Dogs bark. And when they bark for hours at a time while you’re away from home, you need to know.
The product was straightforward—a corrective collar that delivers a tone or small static vibration in response to extended barking—but the UX for the app that controlled it was clouded by questions. I took on the task of creating a UI that was informative and trustworthy, while working with our researcher to ensure that the experience was sensitive to the varied needs of pet parents, as well as pets themselves.
Building Empathy
Our first stop was a visit to the client’s offices, where we could see the collar and even test the static effect on ourselves. We leaned heavily on their domain expertise, and they relied on our UX research to build confidence in our design decisions.

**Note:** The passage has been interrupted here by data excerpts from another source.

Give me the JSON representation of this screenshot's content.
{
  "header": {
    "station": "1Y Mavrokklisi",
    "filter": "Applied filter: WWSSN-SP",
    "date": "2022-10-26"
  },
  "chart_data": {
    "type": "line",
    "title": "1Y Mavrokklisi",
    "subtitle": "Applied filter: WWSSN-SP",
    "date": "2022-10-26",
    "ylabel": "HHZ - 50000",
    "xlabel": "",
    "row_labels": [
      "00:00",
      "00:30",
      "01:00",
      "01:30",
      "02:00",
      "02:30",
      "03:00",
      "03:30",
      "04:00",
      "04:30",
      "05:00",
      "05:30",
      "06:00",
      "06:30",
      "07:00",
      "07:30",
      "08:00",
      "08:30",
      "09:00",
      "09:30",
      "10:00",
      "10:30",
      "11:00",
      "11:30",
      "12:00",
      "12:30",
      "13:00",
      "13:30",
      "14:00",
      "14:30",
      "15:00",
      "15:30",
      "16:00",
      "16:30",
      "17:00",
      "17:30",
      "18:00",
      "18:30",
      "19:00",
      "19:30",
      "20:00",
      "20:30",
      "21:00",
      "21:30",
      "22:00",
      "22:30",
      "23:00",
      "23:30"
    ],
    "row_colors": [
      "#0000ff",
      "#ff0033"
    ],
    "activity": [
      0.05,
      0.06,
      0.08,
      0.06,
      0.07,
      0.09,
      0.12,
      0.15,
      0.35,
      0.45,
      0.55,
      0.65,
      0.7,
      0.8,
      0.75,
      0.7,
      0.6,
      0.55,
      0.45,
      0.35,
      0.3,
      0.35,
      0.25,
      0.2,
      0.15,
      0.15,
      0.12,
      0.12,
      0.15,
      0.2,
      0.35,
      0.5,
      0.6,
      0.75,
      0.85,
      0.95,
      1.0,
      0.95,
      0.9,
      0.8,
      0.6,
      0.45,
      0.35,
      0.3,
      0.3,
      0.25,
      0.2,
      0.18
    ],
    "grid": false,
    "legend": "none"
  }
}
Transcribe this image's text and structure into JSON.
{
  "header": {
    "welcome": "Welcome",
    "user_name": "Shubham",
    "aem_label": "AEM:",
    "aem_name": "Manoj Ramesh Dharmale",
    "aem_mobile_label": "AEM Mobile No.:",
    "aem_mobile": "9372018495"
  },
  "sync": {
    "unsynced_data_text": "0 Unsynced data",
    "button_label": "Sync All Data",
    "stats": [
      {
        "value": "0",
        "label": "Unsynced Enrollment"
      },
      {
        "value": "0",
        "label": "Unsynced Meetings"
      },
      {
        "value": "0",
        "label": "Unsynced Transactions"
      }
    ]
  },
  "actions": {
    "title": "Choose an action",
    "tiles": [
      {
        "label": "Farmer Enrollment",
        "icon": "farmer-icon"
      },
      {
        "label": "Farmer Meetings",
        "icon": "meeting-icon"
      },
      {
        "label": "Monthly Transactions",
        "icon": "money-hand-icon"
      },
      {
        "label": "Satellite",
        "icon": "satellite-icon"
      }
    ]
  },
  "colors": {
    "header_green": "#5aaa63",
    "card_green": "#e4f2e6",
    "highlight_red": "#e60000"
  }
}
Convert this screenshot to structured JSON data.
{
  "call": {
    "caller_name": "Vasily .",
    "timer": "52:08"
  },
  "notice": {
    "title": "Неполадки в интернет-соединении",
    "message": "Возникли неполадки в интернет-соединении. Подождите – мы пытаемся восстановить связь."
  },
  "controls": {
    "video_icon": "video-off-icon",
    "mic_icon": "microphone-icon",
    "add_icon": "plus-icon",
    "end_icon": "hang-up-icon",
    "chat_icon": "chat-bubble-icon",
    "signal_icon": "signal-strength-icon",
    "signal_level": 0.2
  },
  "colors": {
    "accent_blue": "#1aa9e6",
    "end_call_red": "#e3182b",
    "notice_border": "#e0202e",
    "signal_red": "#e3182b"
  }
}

It quickly became clear that the pets would be their own user persona for this project, just like the owners. (You’ve heard of B2B2C—this was B2C2P!) As our on-site went along, I found myself sketching illustrations that would end up in the app, wanting to avoid a UI that felt sterile.
Testing Two Approaches
As I started roughing out wireframes, we soon keyed in on the setup screens as being an inflection point in the UX and a prime candidate for testing. The collar offered multiple training modes, and we wanted to find the best way to explain all three options while also providing a guided setup experience.
How do you balance making a gentle recommendation with ensuring the user is fully informed? Which approach would instill the most confidence?
Applying Our Learnings
As usual with UX research, we ended up learning a bit of what we expected and a bit of what we didn’t.
We learned definitively that our best approach was to display all three setup options on equal terms; however, we also learned that our phrasing when describing each training method had to be clearer. Some were confused and said they couldn’t move forward without knowing exactly how the collar’s vibrations would affect their dog at different levels.
This was definitely not an area where concision is king. In fact, we slowed down the setup experience and added (optional) in-depth explanations of each training method. This was part of our presentation to the client that outlined our hypothesis, test methodology, and analysis.
Crafting an Expressive UI
When the time came to move from wireframes to high fidelity, the client felt comfortable enough by now to trust us with updating and modernizing their existing design language. They wanted the app to feel slick and easy-to-use.
Along with incorporating the illustrations I mentioned earlier, I made a point of orienting each screen around two principles: high clarity of information, and natural voice and tone. The goal was that the app would feel like a smart companion, proactively analyzing your pet’s behavior and guiding your decision-making.